Comme dans Saint Maud, l’accent sur les corps permet à la cinéaste des embardées surnaturelles, spécifiquement de body horror, par le biais desquelles elle expose de façon organique les angoisses intériorisées des personnages. Si elle n’est pas sans surcharger l’ensemble, cette démarche formaliste outrancière de même que les clins d’œil référentiels permettent à la réalisatrice de substituer à des univers façonnés par les hommes le sien propre. Les quinze dernières minutes assument un cocktail décomplexé, hilarant et inattendu d’humour noir et de détournement de tout un pan de la culture populaire (surtout pulp) qu’on n’est pas près d’oublier.

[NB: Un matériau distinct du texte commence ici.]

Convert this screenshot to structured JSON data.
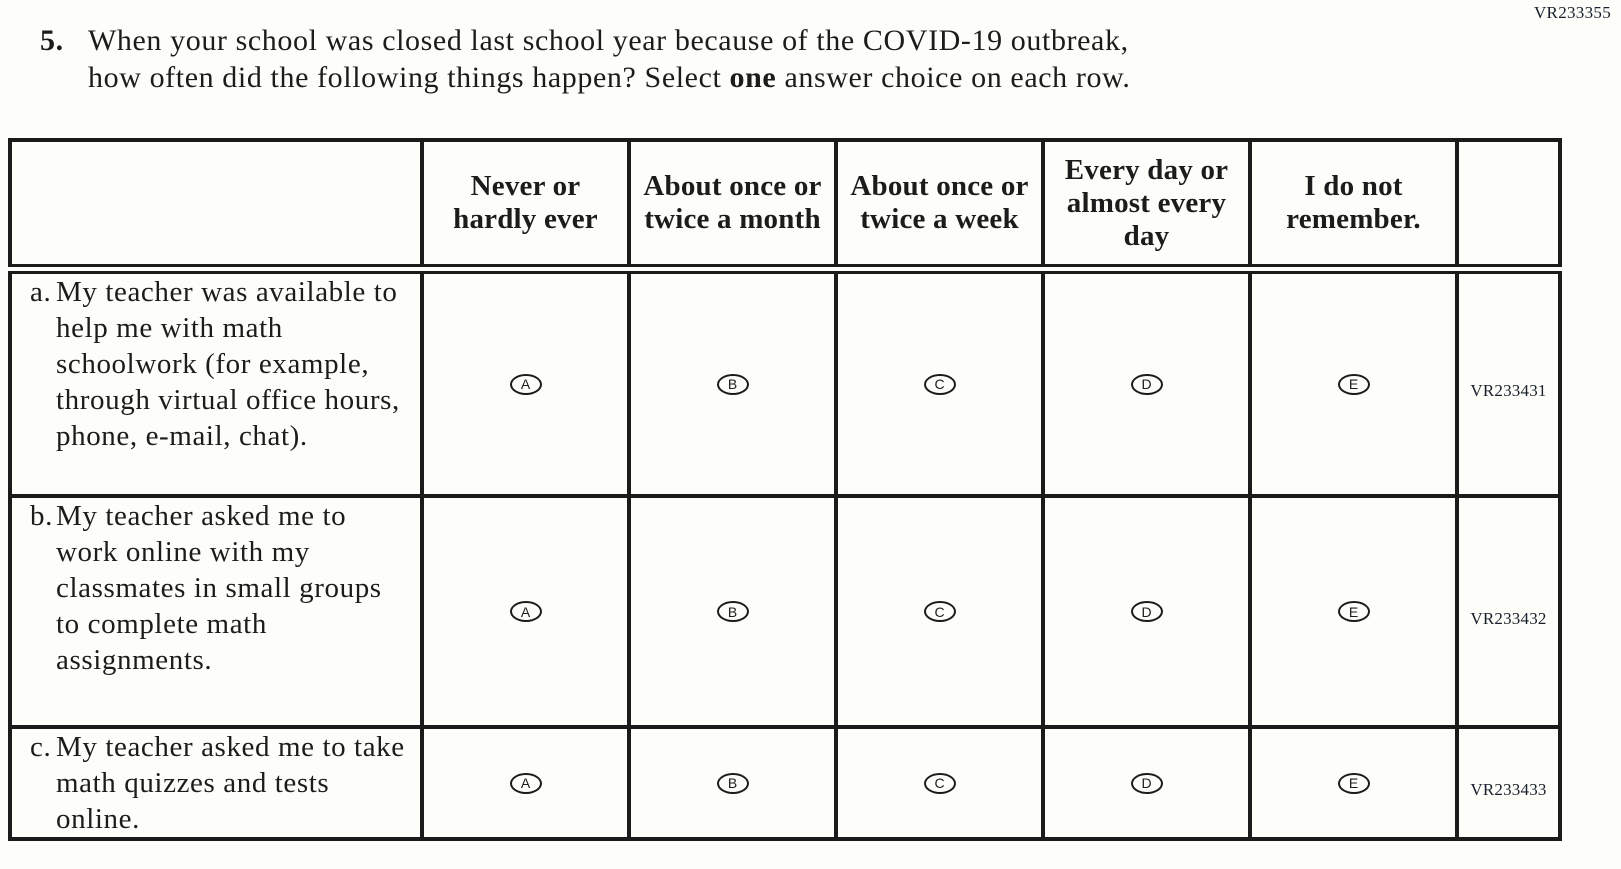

Enfin, le choix qu’a fait Rose Glass d’inscrire son récit au cœur de l’Amérique, elle qui avait à l’origine prévu de filmer son film en Écosse, se révèle d’une grande pertinence, compte tenu du fait qu’elle se réapproprie, à titre de cinéaste, toute la mythologie d’une Amérique d’hommes (l’Americana), mais aussi une certaine stéréotypisation des rêves de succès ou d’accomplissement de soi, et de conquête du territoire. C’est dans ce cadre que ses deux personnages désirent, elles aussi, s’inscrire et y déployer leurs libertés, Jackie en remportant le concours de culturisme, Lou en prenant la route, loin de cette ville située dans le désert et de laquelle elle n’est jamais sortie. C’est là un point essentiel du film : le geste esthétique de Glass n’en est jamais un d’hommage, ou de citation. Au contraire, son geste de réappropriation transcende et dynamite les apparences d’une œuvre que l’on pourrait simplement (et à tort) croire « sous influence ». Sulfureux, son Love Lies Bleeding désire brûler les anciennes icônes de cinéma. Comme dans Saint Maud, un genre de purification par le feu. Cramer les anciens carcans, incendier les anciennes façons de penser, et en imposer une relecture – une relecture au féminin, certes, mais une relecture qui ne répond surtout jamais aux attentes entourant ce que devraient supposément être « les expressions », identitaires, physiques, sexuelles ou instinctuelles, de ce féminin.